One of the consultants, Dee Candlin, says in her online CV that she achieved "effectiveness and efficiency goals" while working at the organisation. Her counterpart, Claire Antrobus, writes on her personal website that she is working at Tate Liverpool to "develop the organisation and its business model to become increasingly visitor-focused".
Ms Antrobus describes Sir Nicholas Serota, the Tate director, as her "mentor" on an arts fellowship scheme between 2009 and 2010.
The consultants were hired in the wake of public funding cuts last year.
An employee at Tate Liverpool said that the decision to engage the consultants was unpopular with staff and was being used to replace managers and place unfair demands on workers. "We call it neurofascism. It's just a load of Californian psychobabble," the employee said.
In her CV, Ms Candlin adds that she worked through the "in-house management structure and with the HR team... achieving enhanced quality of visitor engagement, effectiveness and efficiency" at the Tate. She was employed in Tate's London galleries last year, where union officials say there were wide-ranging changes to staffing. Employees fear similar results in Liverpool, they said. A current Tate Britain worker said bringing in the consultants would be used as a front to dispense with unwanted staff.
A Tate spokeswoman confirmed that a project manager had been employed for just over a year in 2009-10 "in connection with Tate's visitor services and operations across Tate Britain and Tate Modern" and that a temporary project manager is employed at Tate Liverpool. "Where changes in staffing have been made, they have been undertaken in full consultation with staff and our recognised trade unions to ensure that the interests of all staff are taken into account," she said.
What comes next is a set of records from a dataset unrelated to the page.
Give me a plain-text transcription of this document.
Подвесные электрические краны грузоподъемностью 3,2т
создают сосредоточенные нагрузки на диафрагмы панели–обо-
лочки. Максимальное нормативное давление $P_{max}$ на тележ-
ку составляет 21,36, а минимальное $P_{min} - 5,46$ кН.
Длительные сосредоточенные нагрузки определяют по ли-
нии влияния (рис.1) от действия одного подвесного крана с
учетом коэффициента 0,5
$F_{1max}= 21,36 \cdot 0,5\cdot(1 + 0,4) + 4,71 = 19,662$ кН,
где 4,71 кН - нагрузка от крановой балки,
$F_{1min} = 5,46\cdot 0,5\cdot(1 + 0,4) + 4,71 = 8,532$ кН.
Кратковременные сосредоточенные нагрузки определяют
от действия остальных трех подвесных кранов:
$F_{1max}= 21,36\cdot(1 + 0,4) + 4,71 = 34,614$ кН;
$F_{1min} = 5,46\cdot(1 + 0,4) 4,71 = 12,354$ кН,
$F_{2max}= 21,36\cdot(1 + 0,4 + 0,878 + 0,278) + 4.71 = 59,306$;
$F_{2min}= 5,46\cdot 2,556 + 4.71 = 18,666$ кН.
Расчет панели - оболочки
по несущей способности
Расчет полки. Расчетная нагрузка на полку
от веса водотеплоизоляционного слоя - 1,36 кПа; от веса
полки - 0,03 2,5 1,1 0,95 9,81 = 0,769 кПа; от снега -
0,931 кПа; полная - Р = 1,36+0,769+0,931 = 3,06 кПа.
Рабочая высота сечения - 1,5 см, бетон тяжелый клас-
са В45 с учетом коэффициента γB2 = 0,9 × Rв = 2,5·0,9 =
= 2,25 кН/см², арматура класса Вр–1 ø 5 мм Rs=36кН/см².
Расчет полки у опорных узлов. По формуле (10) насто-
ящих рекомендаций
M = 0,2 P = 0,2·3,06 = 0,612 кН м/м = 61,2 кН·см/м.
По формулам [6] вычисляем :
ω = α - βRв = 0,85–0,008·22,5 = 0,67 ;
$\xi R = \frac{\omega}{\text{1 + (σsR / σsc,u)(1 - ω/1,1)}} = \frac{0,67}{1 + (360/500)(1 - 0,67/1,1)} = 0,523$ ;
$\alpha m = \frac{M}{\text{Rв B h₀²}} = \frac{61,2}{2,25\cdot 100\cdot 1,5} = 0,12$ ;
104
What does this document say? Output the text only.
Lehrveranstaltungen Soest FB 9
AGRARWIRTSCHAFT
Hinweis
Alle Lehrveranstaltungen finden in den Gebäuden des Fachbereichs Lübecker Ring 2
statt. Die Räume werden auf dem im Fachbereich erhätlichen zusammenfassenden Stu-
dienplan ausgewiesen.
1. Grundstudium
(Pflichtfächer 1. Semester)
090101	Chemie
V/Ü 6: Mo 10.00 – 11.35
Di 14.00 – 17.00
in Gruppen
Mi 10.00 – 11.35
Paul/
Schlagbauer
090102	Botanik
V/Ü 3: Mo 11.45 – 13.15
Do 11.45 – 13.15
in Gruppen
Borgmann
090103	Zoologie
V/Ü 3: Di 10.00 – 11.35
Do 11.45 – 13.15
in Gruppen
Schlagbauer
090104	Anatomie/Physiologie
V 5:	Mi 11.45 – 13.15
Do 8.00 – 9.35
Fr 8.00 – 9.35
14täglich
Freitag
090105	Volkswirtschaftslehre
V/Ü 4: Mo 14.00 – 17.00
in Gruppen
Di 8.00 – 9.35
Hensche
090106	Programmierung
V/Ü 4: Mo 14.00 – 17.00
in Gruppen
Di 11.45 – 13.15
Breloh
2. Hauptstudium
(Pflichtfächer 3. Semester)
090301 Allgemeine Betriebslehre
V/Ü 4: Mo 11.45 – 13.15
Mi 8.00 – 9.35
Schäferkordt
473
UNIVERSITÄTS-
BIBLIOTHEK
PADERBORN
Ms Candlin and Ms Antrobus were unavailable for comment yesterday.
The Tate galleries have been beset by bullying allegations, the result of increased stress worsened by employee cutbacks. A statement from the Tate said any bullying was "unacceptable" and it had introduced a "dignity and respect policy" to improve the working environment.
Serota's consultants, from their own CVs...
"Focussing on team leadership; achieving strategic goals; with excellent people and performance management ability. Driven by results and the satisfaction derived from offering consistently high quality customer service and project (business transformation and construction) delivery ... Top quality visitor service delivery expertise and major cultural change management in diverse professional settings and heritage buildings."
"Learning and innovation are at the heart of all my work, whether that's through adopting a research-based approach to projects or by facilitating others' learning and development: individually and organisationally. I'm a visual arts specialist but regularly work and look beyond the gallery to the performing arts, social enterprise and internationally in search of new ideas and approaches."